Das ist eine sehr schöne Geschichte. Wie war es für dich, das erste Mal auf der Bühne zu stehen?

Am Anfang hatte ich immer Angst Deutsch zu sprechen, ich wollte keine Fehler machen. Beim ersten Mal auf der Bühne hatte ich natürlich auch Angst, aber das ist mit der Zeit besser geworden. Ich lerne auch meine Texte immer auswendig und spreche frei, das finde ich schöner. Es ist gut, wenn man das kann, das hilft auch in der Schule.

Aber dein Deutsch ist sehr gut.

Für jetzt reicht es, ich mache eine Ausbildung zum Elektriker. Aber wenn ich mich weiter qualifizieren möchte, z.B. mein Abitur nachholen, muss ich besser Deutsch können.

„Romeo & Julia“ – ein Theater-Projekt des udei e.V.
 Foto: Martin Rentz

Ich habe auch gehört, dass du bei der Feuerwehr bist. Wie kam denn das?

In meiner Stadt im Irak gab es ca. 43.000 Einwohner und es gab keine Feuerwehr, auch keine Freiwillige. Wenn es gebrannt hat, musste die Feuerwehr aus einer größeren Stadt kommen. Bis sie da waren, war es schon zu spät. Auch bei meiner Flucht fand ich es sehr berührend, als mir andere Menschen geholfen haben, z.B. vom Roten Kreuz. Erst wenn man selbst in einer Notlage ist, z.B. den Krieg gesehen hat, macht es „klick“ und man merkt, dass das etwas sehr Besonderes ist. Ich bin bei der Feuerwehr, da ich nun auch anderen Menschen helfen möchte, so wie mir geholfen wurde.

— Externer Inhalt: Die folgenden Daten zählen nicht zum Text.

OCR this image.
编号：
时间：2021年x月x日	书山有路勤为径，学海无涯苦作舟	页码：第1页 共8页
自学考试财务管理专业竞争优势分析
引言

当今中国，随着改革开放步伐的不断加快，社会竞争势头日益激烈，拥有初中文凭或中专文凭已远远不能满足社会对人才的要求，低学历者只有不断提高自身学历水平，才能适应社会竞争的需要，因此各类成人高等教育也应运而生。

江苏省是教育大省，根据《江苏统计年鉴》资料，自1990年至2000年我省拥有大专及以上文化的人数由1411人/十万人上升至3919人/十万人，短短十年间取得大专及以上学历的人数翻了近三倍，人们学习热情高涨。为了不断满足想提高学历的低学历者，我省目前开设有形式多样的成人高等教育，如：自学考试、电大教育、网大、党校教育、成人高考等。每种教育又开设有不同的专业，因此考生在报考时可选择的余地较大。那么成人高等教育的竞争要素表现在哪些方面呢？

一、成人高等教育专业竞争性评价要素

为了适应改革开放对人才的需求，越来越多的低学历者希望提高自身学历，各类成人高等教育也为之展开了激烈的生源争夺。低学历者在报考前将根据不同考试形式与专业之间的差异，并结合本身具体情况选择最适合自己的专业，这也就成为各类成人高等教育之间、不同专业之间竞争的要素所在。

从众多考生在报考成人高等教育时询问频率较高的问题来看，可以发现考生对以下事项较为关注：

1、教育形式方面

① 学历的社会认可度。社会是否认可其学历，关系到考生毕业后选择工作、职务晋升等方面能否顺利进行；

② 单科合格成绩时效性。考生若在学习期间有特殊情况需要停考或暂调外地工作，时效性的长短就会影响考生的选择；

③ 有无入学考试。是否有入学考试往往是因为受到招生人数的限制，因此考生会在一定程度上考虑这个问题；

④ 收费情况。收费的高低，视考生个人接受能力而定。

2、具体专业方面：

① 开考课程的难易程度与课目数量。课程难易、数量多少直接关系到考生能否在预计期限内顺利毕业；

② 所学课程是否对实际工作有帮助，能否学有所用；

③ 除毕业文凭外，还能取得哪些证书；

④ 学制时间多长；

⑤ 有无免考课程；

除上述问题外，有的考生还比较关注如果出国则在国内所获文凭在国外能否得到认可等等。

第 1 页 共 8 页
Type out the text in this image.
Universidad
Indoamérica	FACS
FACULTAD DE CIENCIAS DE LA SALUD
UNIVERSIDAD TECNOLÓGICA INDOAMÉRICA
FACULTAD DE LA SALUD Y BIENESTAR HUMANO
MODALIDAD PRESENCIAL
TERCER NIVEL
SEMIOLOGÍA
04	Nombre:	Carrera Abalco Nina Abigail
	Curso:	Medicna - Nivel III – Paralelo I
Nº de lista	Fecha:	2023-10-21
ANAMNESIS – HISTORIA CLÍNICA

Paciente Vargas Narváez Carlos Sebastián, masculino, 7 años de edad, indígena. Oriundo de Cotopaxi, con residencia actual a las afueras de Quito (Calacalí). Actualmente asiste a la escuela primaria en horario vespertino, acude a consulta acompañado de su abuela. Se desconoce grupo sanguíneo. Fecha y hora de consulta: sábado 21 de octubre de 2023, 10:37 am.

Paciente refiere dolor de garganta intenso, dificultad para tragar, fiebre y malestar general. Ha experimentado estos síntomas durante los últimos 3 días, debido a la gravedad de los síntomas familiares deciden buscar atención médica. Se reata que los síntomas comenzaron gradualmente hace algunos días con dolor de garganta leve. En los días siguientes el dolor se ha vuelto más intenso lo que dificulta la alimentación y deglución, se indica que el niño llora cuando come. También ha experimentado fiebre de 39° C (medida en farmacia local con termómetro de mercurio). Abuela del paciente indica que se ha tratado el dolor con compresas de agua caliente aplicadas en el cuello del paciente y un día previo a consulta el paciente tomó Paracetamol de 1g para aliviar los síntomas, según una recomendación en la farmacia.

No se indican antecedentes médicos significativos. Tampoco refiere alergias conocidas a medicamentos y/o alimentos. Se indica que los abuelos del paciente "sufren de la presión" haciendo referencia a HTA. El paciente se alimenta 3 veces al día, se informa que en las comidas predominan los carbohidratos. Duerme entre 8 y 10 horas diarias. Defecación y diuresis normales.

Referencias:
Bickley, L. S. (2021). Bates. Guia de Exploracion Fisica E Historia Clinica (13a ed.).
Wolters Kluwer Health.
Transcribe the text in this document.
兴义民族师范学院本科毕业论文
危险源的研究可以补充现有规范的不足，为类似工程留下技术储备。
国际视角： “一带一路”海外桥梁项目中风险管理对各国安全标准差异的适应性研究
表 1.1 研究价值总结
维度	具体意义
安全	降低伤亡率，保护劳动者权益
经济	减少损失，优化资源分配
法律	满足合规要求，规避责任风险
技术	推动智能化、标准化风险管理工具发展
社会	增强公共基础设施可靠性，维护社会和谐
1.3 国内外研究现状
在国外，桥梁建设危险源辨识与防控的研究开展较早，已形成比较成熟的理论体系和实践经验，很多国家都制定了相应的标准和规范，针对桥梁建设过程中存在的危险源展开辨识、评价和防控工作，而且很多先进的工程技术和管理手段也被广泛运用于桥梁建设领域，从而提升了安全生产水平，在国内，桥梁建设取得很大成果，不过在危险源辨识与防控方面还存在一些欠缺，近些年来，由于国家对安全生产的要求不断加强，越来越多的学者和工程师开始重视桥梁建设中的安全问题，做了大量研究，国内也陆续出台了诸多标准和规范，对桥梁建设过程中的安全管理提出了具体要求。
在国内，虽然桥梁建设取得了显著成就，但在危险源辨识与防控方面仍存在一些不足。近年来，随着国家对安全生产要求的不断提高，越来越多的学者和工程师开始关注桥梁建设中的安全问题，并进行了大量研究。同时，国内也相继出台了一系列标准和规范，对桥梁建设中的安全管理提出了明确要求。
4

Stimmt es, dass du einen Roller geschenkt bekommen hast für deine Einsätze?

Ja. Ich wohne ca. 2,5 km entfernt von der Feuerwehrstation. Wenn ich mit dem Fahrrad gefahren bin, waren sie immer schon weg, als ich ankam. Des- halb hat mir die Feuerwehr völlig überraschend als Weihnachtsgeschenk den Führer- schein geschenkt. Ich habe so- wohl die Theorie- als auch die Praxisprüfung sofort bestanden. Die Versicherung für ein Auto konnte ich nicht zahlen, deshalb wünschte ich mir einen Elektroroller. Vor 2 Jahren haben wir den Tassilo-Preis gewonnen, da wir so gut Theater gespielt haben. Daraufhin hat die Süddeutsche Zeitung mir ihre Unterstützung angeboten, die einen Zuschuss zum Roller gegeben haben.

Du bist auch bei der Volkssternwarte München. Was machst du hier genau?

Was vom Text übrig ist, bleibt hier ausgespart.